Por ello, se insiste en la importancia de extremar la higiene: lavado frecuente de manos, limpieza y desinfección de equipamiento entre desplazamientos a distintos centros y evitar el contacto con caballos ajenos. También se recomienda no compartir material y limitar los movimientos entre cuadras y secciones de establos.
En caso de sospecha de enfermedad contagiosa, los caballos afectados —y si es necesario, toda la cuadra— deben aislarse y actuar siempre bajo las indicaciones del veterinario responsable. En boxes utilizados por caballos visitantes es necesario limpiar y desinfectar antes de la entrada de un nuevo animal y tras su salida. El periodo de incubación de estas infecciones suele situarse entre dos y ocho días.
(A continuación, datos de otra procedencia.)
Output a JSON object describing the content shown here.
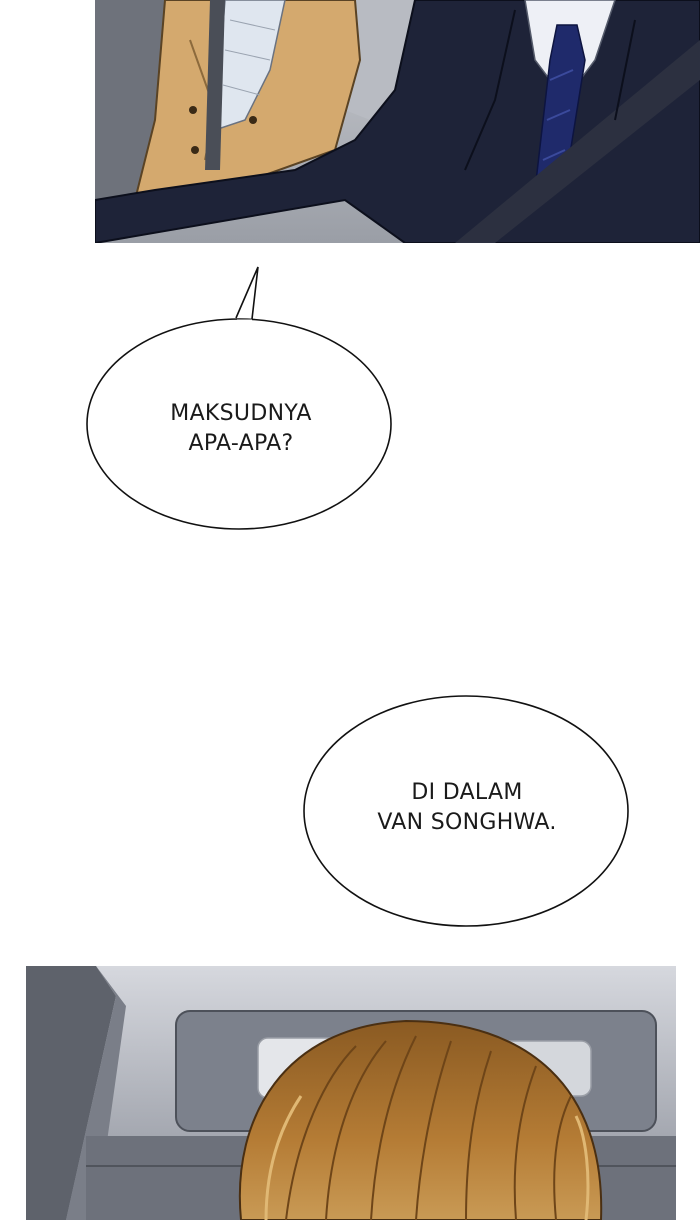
{
  "bubbles": [
    {
      "lines": [
        "MAKSUDNYA",
        "APA-APA?"
      ]
    },
    {
      "lines": [
        "DI DALAM",
        "VAN SONGHWA."
      ]
    }
  ],
  "colors": {
    "page_background": "#ffffff",
    "bubble_fill": "#ffffff",
    "bubble_stroke": "#111111",
    "suit_navy": "#1e2338",
    "coat_tan": "#d4a96e",
    "tie_blue": "#1f2a6b",
    "car_interior_gray": "#8a8f99",
    "hair_brown": "#a8702e"
  },
  "panels": [
    {
      "id": "top",
      "content": "car-interior-two-passengers"
    },
    {
      "id": "bottom",
      "content": "car-interior-back-of-head"
    }
  ]
}
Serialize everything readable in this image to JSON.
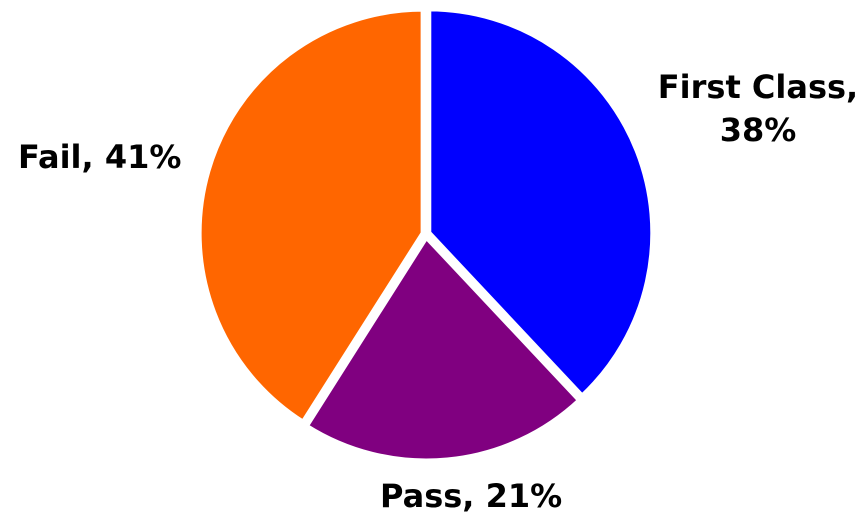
{
  "chart_data": {
    "type": "pie",
    "title": "",
    "start_angle_deg": 0,
    "direction": "clockwise",
    "slices": [
      {
        "category": "First Class",
        "value": 38,
        "label_line1": "First Class,",
        "label_line2": "38%",
        "color": "#0000FF"
      },
      {
        "category": "Pass",
        "value": 21,
        "label_line1": "Pass, 21%",
        "label_line2": "",
        "color": "#800080"
      },
      {
        "category": "Fail",
        "value": 41,
        "label_line1": "Fail, 41%",
        "label_line2": "",
        "color": "#FF6600"
      }
    ],
    "legend": "none"
  }
}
Las personas pueden actuar como vectores mecánicos del virus, transportándolo en la ropa o en las manos, por ello se aconseja utilizar vestimenta distinta cuando se visitan diferentes establos y no emplear esa misma ropa en la cuadra habitual. La ropa debe lavarse a 60 grados y el material puede someterse a tratamientos térmicos adecuados —por ejemplo, en sauna a 70 grados durante más de una hora— siempre respetando las normas de seguridad. Los desinfectantes específicos como Virkon S, resultan eficaces frente a los patógenos habituales del caballo siempre que se apliquen sobre superficies previamente limpias y siguiendo las indicaciones del fabricante.
La evolución de los casos en Finlandia mantiene en alerta al sector ecuestre europeo, que observa con atención la aplicación de estas medidas para evitar una mayor expansión del virus en el calendario internacional.